Hochzufrieden macht sich der magische Meisterdieb in den mittlerweile frühen Morgenstunden auf die Reise …
„Iiiiiii-diiiiii-ooooo-ten!“ Wie ein HB-Männchen hüpft Sultan Ali wutentbrannt vor seinen leicht lädierten Wachen auf und ab. Am meisten ärgert er sich aber über sich selbst, dass er diese oberschlauen Weibsbilder völlig fehl einschätzte … Diesen Ärger lässt er natürlich nicht an sich selbst aus, sondern an den eh schon mit Beulen versehrten Diensthabenden der letzten Nacht. „Wiiiiiie konnte das geschehen?! Und woooooo … ist mein Teppich?“
Selbstverständlich hatte der Sultan nach Bekanntwerden der Flucht all seiner holden weiblichen Exponate nebst dem verfluchten Wächter Feisal sofort seine Schatzkammer untersucht. Er riecht es förmlich, wenn nur ein Goldtaler fehlt. Dieser elende persische Dieb hatte sich ganz sicher ein paar davon eingesteckt und ebenso seinen wundervollen fliegenden Teppich. Ali könnte heulen … Er hatte ihn ‚verschont‘ als er ihn damals auf frischer Tat ertappte! Undankbares Gesindel! Aber jetzt … schreit das nach Rache!

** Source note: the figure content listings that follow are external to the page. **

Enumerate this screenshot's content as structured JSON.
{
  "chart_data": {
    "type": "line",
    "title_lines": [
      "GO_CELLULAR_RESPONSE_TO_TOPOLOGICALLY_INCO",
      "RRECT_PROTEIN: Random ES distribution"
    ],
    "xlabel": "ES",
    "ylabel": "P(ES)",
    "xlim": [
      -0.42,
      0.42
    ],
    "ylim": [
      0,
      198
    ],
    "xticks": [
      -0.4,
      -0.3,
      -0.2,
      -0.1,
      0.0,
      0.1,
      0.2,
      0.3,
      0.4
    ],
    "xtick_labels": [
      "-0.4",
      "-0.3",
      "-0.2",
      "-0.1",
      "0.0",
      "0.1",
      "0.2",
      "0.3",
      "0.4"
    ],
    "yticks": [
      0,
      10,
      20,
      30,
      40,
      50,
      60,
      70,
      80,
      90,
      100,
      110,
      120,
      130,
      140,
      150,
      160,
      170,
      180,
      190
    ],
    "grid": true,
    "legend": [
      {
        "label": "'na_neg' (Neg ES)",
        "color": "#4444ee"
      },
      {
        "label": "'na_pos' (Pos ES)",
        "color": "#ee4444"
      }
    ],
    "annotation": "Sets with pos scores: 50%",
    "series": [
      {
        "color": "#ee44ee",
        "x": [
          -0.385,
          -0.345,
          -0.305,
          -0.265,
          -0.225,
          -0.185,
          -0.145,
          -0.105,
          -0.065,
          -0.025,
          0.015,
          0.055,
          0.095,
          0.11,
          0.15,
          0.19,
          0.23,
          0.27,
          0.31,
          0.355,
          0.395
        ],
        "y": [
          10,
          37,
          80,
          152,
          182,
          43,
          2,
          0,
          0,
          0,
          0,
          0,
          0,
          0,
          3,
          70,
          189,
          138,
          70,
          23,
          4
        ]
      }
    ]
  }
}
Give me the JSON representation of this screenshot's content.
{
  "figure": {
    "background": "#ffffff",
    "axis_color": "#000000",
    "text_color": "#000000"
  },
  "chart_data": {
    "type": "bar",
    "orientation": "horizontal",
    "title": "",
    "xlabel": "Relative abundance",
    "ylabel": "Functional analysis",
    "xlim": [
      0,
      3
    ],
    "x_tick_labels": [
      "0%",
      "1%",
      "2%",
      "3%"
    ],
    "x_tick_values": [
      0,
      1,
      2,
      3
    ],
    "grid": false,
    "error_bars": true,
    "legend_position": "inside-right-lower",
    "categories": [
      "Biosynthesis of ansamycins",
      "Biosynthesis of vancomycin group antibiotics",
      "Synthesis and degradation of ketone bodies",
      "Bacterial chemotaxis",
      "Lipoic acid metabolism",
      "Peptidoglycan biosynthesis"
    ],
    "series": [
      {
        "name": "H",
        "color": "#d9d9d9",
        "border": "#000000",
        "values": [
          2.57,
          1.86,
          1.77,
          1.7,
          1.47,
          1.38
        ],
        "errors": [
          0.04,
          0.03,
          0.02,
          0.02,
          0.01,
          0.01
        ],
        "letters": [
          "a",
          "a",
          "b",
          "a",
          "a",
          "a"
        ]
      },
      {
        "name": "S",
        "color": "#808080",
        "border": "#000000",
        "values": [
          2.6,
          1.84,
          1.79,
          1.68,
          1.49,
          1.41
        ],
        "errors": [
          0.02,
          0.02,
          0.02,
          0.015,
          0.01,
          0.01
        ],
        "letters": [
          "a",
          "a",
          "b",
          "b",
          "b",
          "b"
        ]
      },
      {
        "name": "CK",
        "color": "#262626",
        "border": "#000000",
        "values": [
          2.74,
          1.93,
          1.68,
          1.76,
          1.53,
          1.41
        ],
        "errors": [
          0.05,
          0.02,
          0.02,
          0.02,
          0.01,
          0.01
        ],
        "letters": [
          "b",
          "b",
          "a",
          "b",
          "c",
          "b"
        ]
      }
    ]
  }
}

„Sollen wir sogleich einen Trupp die Verfolgung aufnehmen lassen?“, bietet einer der Lakaien zur Entlastung der eigenen Schmach an, seine Wache nicht so recht verrichtet zu haben. Verächtlich schnaufend winkt der Sultan ab: „Zu Fuß, zu Pferde? Pah, die sind schon längts über alle Berge mit … mit …!“meinem Teppich. Verdrossen schlägt sich Ali Pascha mit der Faust in die Handfläche. „Es braucht einen anderen Plan! Damit durchkommen lasse ich sie nicht!“, schreit er in loderndem Zorn über diese Freveltat auf. Nein, auf keinen Fall. Diesmal geht es Faisal wirklich an den Kragen … und dieser Miyu und … ihrer Tochter Yuna auch. Die waren sicher federführend! Ich war viel zu nachsichtig!
Einen Moment noch grollt der Sultan vor sich hin, den Rücken seinen Wachen zugedreht … „Ha, holt mir … den Geheimtrupp! Sofort!“, bellt er als nächstes die eh schon verschreckten Diener an, während er sich schwungvoll wieder zu ihnen umdreht.
Ja, die können in alle Richtungen ausschwirren und sich heimlich hier und dort umhören, wer was gesehen, was bemerkt hat. Muss ja nicht gleich jeder erfahren, dass ich, Sultan Ali Pascha, von einem Haufen Frauenzimmer über’s Ohr gehauen wurde und … die bereits vielfach angepriesene Party mit exotischer Tanzdarbietung ins Wasser fällt. Wie unangenehm für seine Reputation … „Kein Wort, hört ihr, fällt außerhalb dieser Mauer über den Vorfall!“, droht der Despot seinen Wachen mit dem Zeigefinger. Er wird sich für heute Abend schon irgendeine Ausrede einfallen lassen …
Wo würden die Flüchtigen hingehen? Nach Persien, in die Heimat des heimtückischen Teppichdiebs? Oder jede der Damen in Richtung ihrer Heimat? Seine diskret ermittelnden Leute sollen sich unauffällig in alle Winde verstreuen! Augen und Ohren offen halten …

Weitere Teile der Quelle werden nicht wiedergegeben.